The university's response says more about the university.
"It’s a much wider and more systemic problem of respect on campus, and in many ways it just reflects the same attitude and comments many tenured faculty and senior administrators encourage," says [Hans] Rollmann, a PhD student in women’s studies who is in his second year of being a tutorial assistant in social science.Perhaps that's Canada, and perhaps York exists primarily as a graduate and research department. If so, that's a tremendous waste, as there ought to be some spark in each undergraduate, whether or not that spark is an interest in the professor's or graduate assistant's field of study. Division of labor is a source of prosperity, and the point of group requirements, or of a core curriculum, is to allow each student an opportunity to discover a comparative advantage, whether that's in culture studies or herpetology or complex analysis. (Bracketology and ferroequinology are probably better left to recreation time.)

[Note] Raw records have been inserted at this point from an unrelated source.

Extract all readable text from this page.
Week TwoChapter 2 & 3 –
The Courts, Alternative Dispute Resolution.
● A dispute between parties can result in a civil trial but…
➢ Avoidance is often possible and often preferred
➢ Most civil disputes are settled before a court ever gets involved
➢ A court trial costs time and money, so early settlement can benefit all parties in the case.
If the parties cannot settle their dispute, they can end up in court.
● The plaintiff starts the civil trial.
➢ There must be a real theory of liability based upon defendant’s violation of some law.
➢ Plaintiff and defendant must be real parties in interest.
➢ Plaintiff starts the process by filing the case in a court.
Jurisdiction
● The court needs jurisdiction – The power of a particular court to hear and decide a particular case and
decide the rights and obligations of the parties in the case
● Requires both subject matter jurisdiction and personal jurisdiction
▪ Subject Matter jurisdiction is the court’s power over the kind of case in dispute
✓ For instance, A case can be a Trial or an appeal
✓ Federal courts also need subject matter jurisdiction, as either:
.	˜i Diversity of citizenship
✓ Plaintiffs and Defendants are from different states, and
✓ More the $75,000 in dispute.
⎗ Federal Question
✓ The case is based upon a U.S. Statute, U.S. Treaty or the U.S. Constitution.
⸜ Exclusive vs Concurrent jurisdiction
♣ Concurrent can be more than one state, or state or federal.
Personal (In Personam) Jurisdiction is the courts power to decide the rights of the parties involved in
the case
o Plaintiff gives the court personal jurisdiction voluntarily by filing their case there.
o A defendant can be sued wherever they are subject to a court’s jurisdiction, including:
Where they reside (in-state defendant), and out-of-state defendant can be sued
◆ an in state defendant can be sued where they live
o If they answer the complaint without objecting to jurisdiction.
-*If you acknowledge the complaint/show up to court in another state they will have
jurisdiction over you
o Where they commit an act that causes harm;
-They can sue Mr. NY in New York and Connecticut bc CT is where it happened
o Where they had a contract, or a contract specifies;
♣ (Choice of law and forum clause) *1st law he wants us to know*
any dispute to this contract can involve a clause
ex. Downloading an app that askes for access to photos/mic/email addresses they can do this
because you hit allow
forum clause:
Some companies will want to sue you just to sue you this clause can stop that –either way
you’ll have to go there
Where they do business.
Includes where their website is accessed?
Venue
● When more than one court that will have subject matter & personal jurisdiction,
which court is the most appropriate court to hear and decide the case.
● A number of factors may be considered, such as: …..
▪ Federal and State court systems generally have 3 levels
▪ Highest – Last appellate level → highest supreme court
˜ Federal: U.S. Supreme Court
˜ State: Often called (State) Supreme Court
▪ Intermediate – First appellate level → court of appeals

"That’s the exact thing we hear from tenured faculty, from department heads, from deans, from senior administrators, it’s this … continuous disparaging attitude toward undergraduates on campus," says Rollmann.
On the other hand, perhaps we're seeing frustration with the fruit of access for its own sake; with doing the work the high schools, nay, the middle schools, should be doing; with the disengaged and uninterested students dragging everybody else down. The original poster might have, in a clumsy way, been venting about the very spelling errors that provoked the post.